The growth rate of 0-30% of the company mainly includes: Luolai life (27% growth rate, in line with expectations, online and offline synergy development, LOVO brand independent operation); Song Lisi (27% growth rate, the main brand grows steadily, more Brand synergy); Senma apparel (25% growth rate, store acceleration, children's clothing leading position stable, the main brand continues to pick up); Yujiahui (25% growth rate, in line with expectations, the acquisition of Afu strong alliance, the establishment of the US industry open The platform empowers overseas beauty brands); Huafu Fashion (25% growth rate, in line with expectations, orderly expansion of production capacity, steady expansion of network chain business); Blum Oriental (22% growth rate, exceeding expectations, Vietnam's production capacity continued to release, RMB depreciation brings exchange gains, and performance elasticity is significant); Anzheng Fashion (20% growth rate, self-cultivation brand matrix development is good); Shanghai Jahwa (20% growth rate, new products plus code, joint ventures, multi-channels); Mercury Home Textiles (18% growth rate, in line with expectations, steady growth under the line, continuous adjustment on the line); Jiu Muwang (15% growth rate, in line with expectations, multi-brand layouts have landed, brand matrix construction Completion); Haishu Home (12% growth rate, in line with expectations, terminal retail growth is stable, emerging brands are actively expanding, product quality and cost performance are expected to further increase); seven wolves (10% growth rate, in line with expectations, offline fluctuations in the same store) ); Lutai A (3% growth rate, in line with expectations, overseas production capacity gradually put, orders grow steadily).

Industry perspectives and investment advice: In the third quarter, apparel retail consumption has not yet seen an industry turning point, a focal length segment, and a cotton spinning manufacturing sector with an increase in speed.

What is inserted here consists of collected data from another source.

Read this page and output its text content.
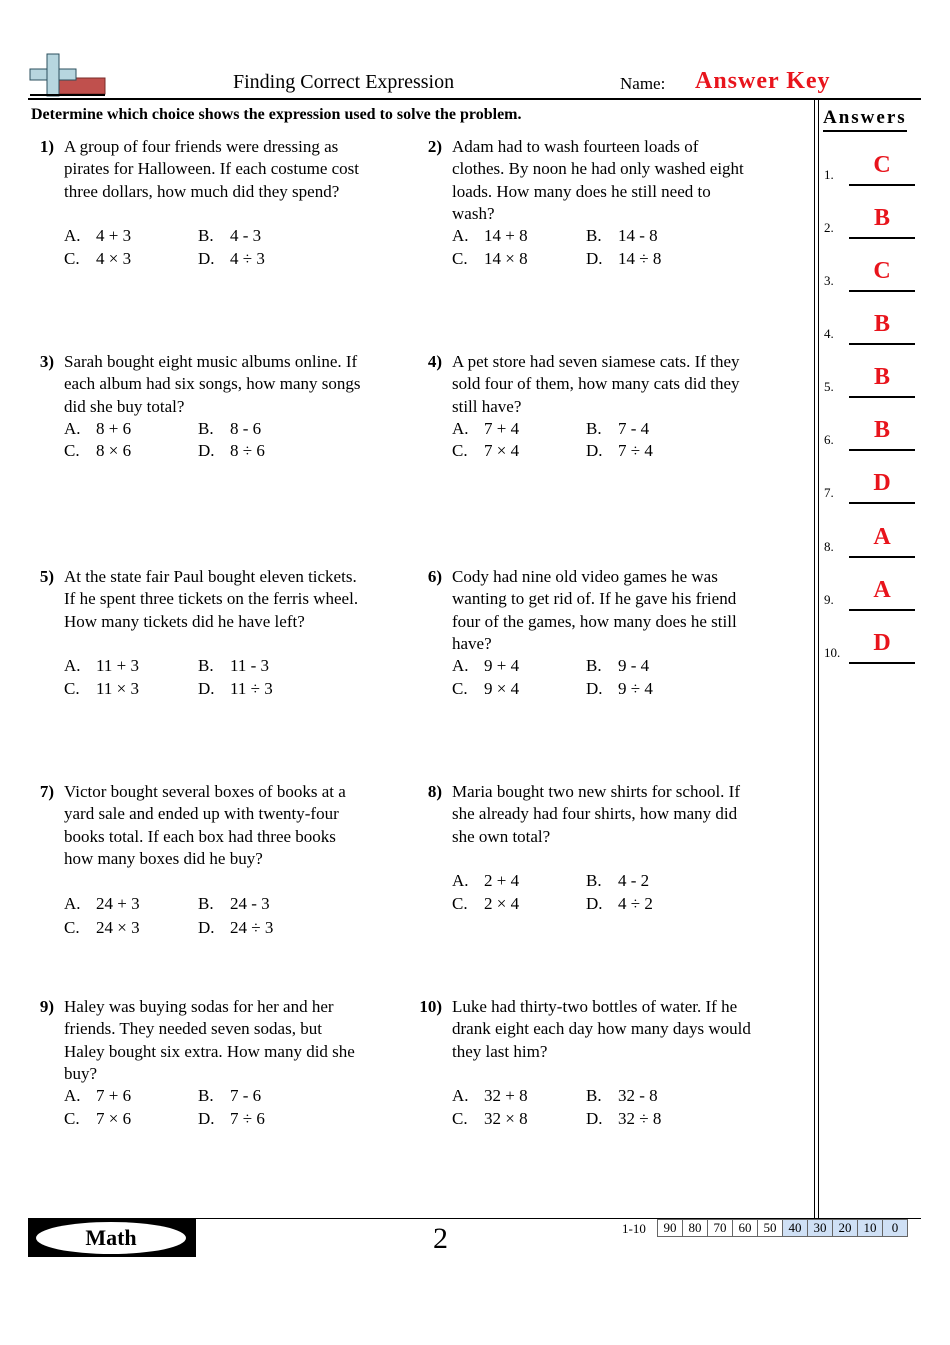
Finding Correct Expression	Name: Answer Key
Determine which choice shows the expression used to solve the problem.	Answers
1.	C
2.	B
3.	C
4.	B
5.	B
6.	B
7.	D
8.	A
9.	A
10.	D
1) A group of four friends were dressing as pirates for Halloween. If each costume cost three dollars, how much did they spend?
A. 4 + 3	B. 4 - 3
C. 4 × 3	D. 4 ÷ 3
2) Adam had to wash fourteen loads of clothes. By noon he had only washed eight loads. How many does he still need to wash?
A. 14 + 8	B. 14 - 8
C. 14 × 8	D. 14 ÷ 8
3) Sarah bought eight music albums online. If each album had six songs, how many songs did she buy total?
A. 8 + 6	B. 8 - 6
C. 8 × 6	D. 8 ÷ 6
4) A pet store had seven siamese cats. If they sold four of them, how many cats did they still have?
A. 7 + 4	B. 7 - 4
C. 7 × 4	D. 7 ÷ 4
5) At the state fair Paul bought eleven tickets. If he spent three tickets on the ferris wheel. How many tickets did he have left?
A. 11 + 3	B. 11 - 3
C. 11 × 3	D. 11 ÷ 3
6) Cody had nine old video games he was wanting to get rid of. If he gave his friend four of the games, how many does he still have?
A. 9 + 4	B. 9 - 4
C. 9 × 4	D. 9 ÷ 4
7) Victor bought several boxes of books at a yard sale and ended up with twenty-four books total. If each box had three books how many boxes did he buy?
A. 24 + 3	B. 24 - 3
C. 24 × 3	D. 24 ÷ 3
8) Maria bought two new shirts for school. If she already had four shirts, how many did she own total?
A. 2 + 4	B. 4 - 2
C. 2 × 4	D. 4 ÷ 2
9) Haley was buying sodas for her and her friends. They needed seven sodas, but Haley bought six extra. How many did she buy?
A. 7 + 6	B. 7 - 6
C. 7 × 6	D. 7 ÷ 6
10) Luke had thirty-two bottles of water. If he drank eight each day how many days would they last him?
A. 32 + 8	B. 32 - 8
C. 32 × 8	D. 32 ÷ 8
Math	2	1-10 90	80	70	60	50	40	30	20	10	0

Recommendations: 1) High-end fashion: Biyin Lefen's high-end casual apparel track is in good demand, and the store expansion is steadily improving. 2) Popular clothing leader: Haishu's offline sales growth is stable. Last year's base was low, and performance growth and dividends are expected to contribute to stable returns. 3) Hengqiang, the leader in textile manufacturing: Blum's overseas production capacity continued to expand, and cotton prices pushed the company's performance elasticity. We recommend focusing on: 1) high-end sports fashion: Biyinlefen; 2) mass consumer leader: Haishu House, Senma clothing; 3) overseas production capacity leading manufacturing leader: Blum Oriental; 4) e-commerce leader: Cross-border and Antarctic e-commerce.